Paris has a close connection with Verdi’s most ambitious and – in the five-act version now at the Bastille Opera – longest work. A French-language version of Don Carlo was first performed in the city in March 1867, with an Italian version coming out later the same year.
Set in the 16th-century royal courts of France and Spain, the opera is Verdi’s most wide-ranging meditation on political intrigue and his most sustained musical idiom. Based on the story of French princess Elisabeth of Valois’s marriage to King Philip II of Spain after she had originally been engaged to Philip’s son Don Carlos, Verdi manages to chart the turbulent history of the time, including Spain’s role in governing and suppressing the Flemish, the memory of Philip’s dead father Charles V (who reappears in the form of a ghostly monk in the opera), Grand Inquisitors, and Don Carlos’s eventual condemnation to death by his own father.
Tenor Roberto Alagna returns to perform in Italian the title role that he first sang (in its French incarnation) in Paris 23 years ago, leading an all-star cast in a visually striking production by Polish director Krzystof Warlikowski, whose version of Shostakovich’s Lady Macbeth of the Mtsensk District was reviewed here earlier this year.

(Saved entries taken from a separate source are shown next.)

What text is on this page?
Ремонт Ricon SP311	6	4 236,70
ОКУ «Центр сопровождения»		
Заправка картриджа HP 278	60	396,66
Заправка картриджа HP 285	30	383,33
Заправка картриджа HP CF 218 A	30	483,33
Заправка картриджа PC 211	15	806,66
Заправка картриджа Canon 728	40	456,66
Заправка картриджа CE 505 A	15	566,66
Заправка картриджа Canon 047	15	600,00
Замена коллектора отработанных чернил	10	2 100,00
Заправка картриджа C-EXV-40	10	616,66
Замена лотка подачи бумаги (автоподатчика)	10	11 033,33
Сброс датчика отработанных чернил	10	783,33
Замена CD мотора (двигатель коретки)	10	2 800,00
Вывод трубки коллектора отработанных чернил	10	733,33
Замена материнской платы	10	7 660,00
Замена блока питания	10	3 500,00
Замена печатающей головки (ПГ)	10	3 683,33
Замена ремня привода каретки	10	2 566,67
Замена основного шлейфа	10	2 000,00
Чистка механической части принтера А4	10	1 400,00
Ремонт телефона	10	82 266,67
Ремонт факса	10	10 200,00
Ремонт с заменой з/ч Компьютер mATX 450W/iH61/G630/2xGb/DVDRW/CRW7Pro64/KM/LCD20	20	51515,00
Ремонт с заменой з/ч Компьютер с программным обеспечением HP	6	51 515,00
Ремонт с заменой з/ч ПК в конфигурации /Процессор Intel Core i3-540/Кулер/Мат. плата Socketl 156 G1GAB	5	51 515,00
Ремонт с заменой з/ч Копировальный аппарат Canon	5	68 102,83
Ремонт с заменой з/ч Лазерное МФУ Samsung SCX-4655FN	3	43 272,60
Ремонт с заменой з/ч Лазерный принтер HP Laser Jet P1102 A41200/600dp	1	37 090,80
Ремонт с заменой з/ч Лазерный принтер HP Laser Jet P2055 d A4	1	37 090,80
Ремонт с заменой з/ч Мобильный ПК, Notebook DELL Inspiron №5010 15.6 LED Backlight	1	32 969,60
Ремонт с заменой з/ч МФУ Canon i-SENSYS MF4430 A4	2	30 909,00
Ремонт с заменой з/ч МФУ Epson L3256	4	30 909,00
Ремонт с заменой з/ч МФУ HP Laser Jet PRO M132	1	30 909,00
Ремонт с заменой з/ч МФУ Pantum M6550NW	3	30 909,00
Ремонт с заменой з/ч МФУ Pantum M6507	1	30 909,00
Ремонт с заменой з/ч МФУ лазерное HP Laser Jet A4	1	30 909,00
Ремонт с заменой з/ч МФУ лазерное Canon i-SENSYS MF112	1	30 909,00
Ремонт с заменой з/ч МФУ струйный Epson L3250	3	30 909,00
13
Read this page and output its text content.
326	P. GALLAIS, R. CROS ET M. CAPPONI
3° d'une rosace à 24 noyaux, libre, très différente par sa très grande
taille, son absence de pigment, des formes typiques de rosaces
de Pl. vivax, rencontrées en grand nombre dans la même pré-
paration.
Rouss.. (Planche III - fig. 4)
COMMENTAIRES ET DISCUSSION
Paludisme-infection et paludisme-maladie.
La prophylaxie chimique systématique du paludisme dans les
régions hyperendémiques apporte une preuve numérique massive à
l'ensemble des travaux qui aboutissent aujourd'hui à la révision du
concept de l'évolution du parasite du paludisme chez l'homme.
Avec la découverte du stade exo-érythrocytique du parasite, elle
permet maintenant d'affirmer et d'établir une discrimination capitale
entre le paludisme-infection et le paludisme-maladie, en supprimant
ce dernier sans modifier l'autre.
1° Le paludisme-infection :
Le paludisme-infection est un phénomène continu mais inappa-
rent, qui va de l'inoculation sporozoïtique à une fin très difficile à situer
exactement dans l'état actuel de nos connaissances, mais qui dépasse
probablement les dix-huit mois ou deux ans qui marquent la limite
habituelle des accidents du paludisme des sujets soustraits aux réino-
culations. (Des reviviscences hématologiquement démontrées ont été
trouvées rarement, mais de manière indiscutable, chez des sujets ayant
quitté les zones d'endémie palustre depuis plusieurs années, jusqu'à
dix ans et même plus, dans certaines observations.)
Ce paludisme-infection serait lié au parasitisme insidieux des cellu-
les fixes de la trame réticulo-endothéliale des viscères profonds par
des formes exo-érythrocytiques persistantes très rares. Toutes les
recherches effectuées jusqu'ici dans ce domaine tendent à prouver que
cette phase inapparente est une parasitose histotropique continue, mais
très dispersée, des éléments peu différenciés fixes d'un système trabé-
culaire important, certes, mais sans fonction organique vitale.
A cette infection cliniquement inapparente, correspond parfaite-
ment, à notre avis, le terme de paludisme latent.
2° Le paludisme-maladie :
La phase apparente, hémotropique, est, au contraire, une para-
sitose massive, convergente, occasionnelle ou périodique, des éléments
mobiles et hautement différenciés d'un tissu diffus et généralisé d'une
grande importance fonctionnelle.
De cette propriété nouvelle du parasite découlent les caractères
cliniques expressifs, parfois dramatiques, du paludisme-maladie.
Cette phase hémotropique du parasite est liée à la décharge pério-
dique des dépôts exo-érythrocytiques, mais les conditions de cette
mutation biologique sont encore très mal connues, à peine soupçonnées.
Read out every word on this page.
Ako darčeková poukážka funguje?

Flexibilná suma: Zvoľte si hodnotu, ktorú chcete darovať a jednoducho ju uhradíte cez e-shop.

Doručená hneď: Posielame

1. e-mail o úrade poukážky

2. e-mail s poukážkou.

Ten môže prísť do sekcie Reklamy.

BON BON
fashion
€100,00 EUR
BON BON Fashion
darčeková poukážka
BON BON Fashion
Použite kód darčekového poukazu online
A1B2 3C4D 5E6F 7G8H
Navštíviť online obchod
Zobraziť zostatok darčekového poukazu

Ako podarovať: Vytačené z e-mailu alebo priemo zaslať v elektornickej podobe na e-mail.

I was lucky to attend one of the later performances, as a flu-ridden Alagna was forced to abandon the premiere after the second act, replaced by an understudy. An occasional rough-edged tone, especially in the middle range of his voice, showed that he was still recovering from his illness, but he gave a passionately committed and believably youthful performance of a role that has played such a part in his long career.
In spite of its title, Don Carlo concerns much more than the one protagonist. In fact, the numerous main characters (especially in the later acts) take center-stage more often than the eponymous hero.
Aleksandra Kurzak as Elisabetta gives a nuanced and impassioned performance as the new queen of Spain, caught in the middle of so many political intrigues as she tries to put duty before love. In the role of Filippo II, the great Wagnerian bass-baritone, René Pape, in this production portrayed as beset by doubts and relying on alcohol to find the courage to make momentous decisions, is superb, not least in the very real distress that he conveys during his great aria “Ella giammai m’amò.”
Perhaps the most eye- and ear-catching performance of the night, however, was that of mezzo-soprano Anita Rachvelishvili as La Principessa Eboli. This is a peach of a part, as it combines vulgarity, passionate love (for Don Carlos), raw vengefulness (after being scorned by him) and then remorse. Rachvelishvili displays an astonishing vocal range, lending a fiery and committed authenticity to the role.
Fabio Luisi’s direction of the excellent orchestra and chorus of the Opéra National de Paris shows a deep knowledge of the variety and nuance of the musical score. If you want to hear Verdi at his mature best and if you are ready for a marathon evening of high-quality music-making (with two intermissions, it weighs in at over four-and-a-half hours), this is the opera for you.